La transmission des exploitations et le renouvellement des générations est un enjeu majeur pour le monde agricole. Le dernier recensement confirme les prochains départs massifs à la retraite : en 2020, près de six exploitants sur dix ont plus de 50 ans et un sur quatre plus de 60 ans.
Si la transmission est un enjeu national pour conserver une agriculture forte sur le territoire, c’est aussi, à l’échelle individuelle, une étape décisive. Que la ferme perdure est une fierté pour beaucoup qui y voient un aboutissement de leur carrière.
Toutes les fermes sont transmissibles
Encore faut-il croire que sa ferme a de l’avenir ! Juliette Bréchet, en charge de la transmission à l’Ardear (1) Pays de la Loire, se bat contre les « idées fausses » et le pessimisme ambiant : « Certains cédants s’imaginent que leur exploitation n’est pas transmissible, qu’elle est trop petite, trop grosse ou n’intéressera pas à cause d’une conjoncture difficile… C’est faux. Toutes sont transmissibles », martèle la conseillère.
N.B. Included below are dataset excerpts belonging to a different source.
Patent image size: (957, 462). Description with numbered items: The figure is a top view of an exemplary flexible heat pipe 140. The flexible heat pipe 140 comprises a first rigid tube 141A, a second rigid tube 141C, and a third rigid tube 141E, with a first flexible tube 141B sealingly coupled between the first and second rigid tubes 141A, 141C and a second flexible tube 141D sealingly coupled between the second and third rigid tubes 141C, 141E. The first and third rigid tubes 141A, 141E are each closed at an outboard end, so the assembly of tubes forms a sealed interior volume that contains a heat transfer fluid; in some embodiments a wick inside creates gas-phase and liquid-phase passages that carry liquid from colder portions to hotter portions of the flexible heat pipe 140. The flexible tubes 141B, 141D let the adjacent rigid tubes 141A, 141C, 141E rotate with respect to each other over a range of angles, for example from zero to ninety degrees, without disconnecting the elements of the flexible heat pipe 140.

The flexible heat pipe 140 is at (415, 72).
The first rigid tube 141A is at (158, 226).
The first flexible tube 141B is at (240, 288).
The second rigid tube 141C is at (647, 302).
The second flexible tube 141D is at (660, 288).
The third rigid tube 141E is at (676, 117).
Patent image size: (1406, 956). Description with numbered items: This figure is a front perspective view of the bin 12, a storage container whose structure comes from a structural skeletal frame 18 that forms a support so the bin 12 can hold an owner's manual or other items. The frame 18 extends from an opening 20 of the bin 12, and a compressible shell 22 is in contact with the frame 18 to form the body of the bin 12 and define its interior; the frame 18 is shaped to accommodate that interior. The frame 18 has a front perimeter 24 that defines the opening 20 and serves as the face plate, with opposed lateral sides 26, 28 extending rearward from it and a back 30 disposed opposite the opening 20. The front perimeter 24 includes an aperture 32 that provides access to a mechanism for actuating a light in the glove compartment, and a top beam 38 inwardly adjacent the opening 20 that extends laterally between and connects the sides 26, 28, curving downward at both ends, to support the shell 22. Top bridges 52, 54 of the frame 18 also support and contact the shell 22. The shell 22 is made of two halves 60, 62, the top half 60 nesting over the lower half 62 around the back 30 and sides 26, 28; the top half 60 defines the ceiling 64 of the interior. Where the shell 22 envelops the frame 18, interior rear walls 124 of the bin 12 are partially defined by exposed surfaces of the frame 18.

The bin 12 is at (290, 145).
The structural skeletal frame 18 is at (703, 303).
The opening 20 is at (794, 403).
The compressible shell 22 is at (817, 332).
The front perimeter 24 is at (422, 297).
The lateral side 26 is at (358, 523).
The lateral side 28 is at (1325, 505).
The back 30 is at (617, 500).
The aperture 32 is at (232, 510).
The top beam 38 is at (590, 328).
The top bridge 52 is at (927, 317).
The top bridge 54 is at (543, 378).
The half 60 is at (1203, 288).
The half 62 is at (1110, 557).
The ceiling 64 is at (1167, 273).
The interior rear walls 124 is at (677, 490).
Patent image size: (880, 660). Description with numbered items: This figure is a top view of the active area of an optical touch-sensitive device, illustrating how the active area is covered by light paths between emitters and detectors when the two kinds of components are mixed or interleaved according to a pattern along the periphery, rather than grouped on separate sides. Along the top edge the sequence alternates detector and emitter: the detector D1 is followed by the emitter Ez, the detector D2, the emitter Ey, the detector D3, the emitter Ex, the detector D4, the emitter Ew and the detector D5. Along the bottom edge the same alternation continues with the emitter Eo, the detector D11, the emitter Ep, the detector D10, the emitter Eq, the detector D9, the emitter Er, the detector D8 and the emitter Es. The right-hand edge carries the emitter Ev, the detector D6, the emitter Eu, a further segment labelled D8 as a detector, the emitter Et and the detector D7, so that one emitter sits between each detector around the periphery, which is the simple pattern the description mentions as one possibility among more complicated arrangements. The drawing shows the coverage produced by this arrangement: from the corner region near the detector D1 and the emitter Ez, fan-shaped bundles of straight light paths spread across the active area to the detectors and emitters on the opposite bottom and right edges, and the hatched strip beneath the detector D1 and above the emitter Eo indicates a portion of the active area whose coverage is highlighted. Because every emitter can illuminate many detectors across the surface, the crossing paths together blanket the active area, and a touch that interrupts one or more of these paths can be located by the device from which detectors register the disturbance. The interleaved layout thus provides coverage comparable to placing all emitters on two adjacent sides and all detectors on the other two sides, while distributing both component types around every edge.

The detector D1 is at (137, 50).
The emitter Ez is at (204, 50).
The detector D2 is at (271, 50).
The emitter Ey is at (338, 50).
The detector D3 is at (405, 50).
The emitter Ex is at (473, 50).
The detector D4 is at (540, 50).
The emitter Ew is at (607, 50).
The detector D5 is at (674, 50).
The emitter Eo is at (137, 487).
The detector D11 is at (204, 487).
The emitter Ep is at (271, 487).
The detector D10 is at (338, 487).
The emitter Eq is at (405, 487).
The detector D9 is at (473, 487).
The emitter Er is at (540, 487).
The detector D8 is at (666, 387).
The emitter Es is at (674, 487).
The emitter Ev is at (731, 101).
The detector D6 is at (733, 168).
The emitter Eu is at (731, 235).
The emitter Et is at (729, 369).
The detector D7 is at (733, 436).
Dans les cessions comme les reprises, il en faut pour tous les goûts. Alain Chazerault, éleveur de volailles bio dans le Maine-et-Loire, y a toujours cru : « Ma ferme m’a fait vivre, elle pouvait donc intéresser quelqu’un », résume-t-il, implacable (lire son témoignage p. 45). Mais tous n’ont pas cette confiance. En Bretagne, plus de la moitié des cédants à la tête de petites et moyennes exploitations baisseraient les bras : persuadés que leur structure n’est pas transmissible, ils ne l’inscrivent pas au Répertoire départ installation (RDI), constate Sixtine Prioux, coordinatrice Transmission pour le réseau Civam. « Il s’agit de la perception des enquêtés et non d’une vérité objective. Il faut faire évoluer les représentations pour les petites fermes. »
Multiplier les rencontres
Pour poser un regard positif et d’avenir sur son exploitation, Céline Champouillon, de l’association « La brèche » dans le Puy- de-Dôme et la Haute-Loire, croit dans la dynamique de groupe : « J’encourage les futurs cédants à rencontrer leurs pairs, des porteurs de projets et jeunes installés, pour recueillir les témoignages de ce qui a facilité ou, au contraire, a bloqué la transmission. »
L’expérience des uns peut faire évoluer et ouvrir des perspectives aux autres. Pour multiplier les rencontres, les initiatives ne manquent pas : visites de fermes, formations, portes ouvertes, cafés-transmissions, réunions... Certains y ont trouvé des repreneurs, d’autres des idées pour reconfigurer leur structure et la rendre plus attractive, témoigne Sixtine Prioux. « Faire une place à une autre activité, reconstruire un bâtiment, changer sa destination, installer un collectif… La restructuration est une des solutions pour transmettre (2). »
Elle n’est pas la seule. La cession peut aussi être facilitée en allégeant le coût de la reprise par un rachat progressif du capital, par le portage du foncier pour une acquisition différée ou par la location (lire le témoignage p. 47).
Une autre démarche des cédants peut aider à débloquer une reprise : la possibilité d’une période de tuilage, via les contrats de parrainage ou les stages de la CIAP (3), pendant laquelle le candidat est rémunéré par la Région ou Pôle emploi. C’est même une condition sine qua non pour des repreneurs insuffisamment formés au métier. Souvent non-issus du milieu agricole (4), ils représentent 60 % des porteurs de projets qui passent aujourd’hui la porte des Points accueil installation transmission (PAIT).
(1) Association régionale pour le développement de l’emploi agricole et rural.
(2) « Des idées pour transmettre, et si on restructurait les fermes ? », étude Inpact, juin 2019.
(3) Coopérative d’installation en agriculture paysanne. La CIAP propose aussi des espaces-tests en maraîchage et le portage d’activité.
(4) Lire le dossier « Accueillir les repreneurs non issus du milieu agricole », dans La France agricoledu 24 septembre 2021.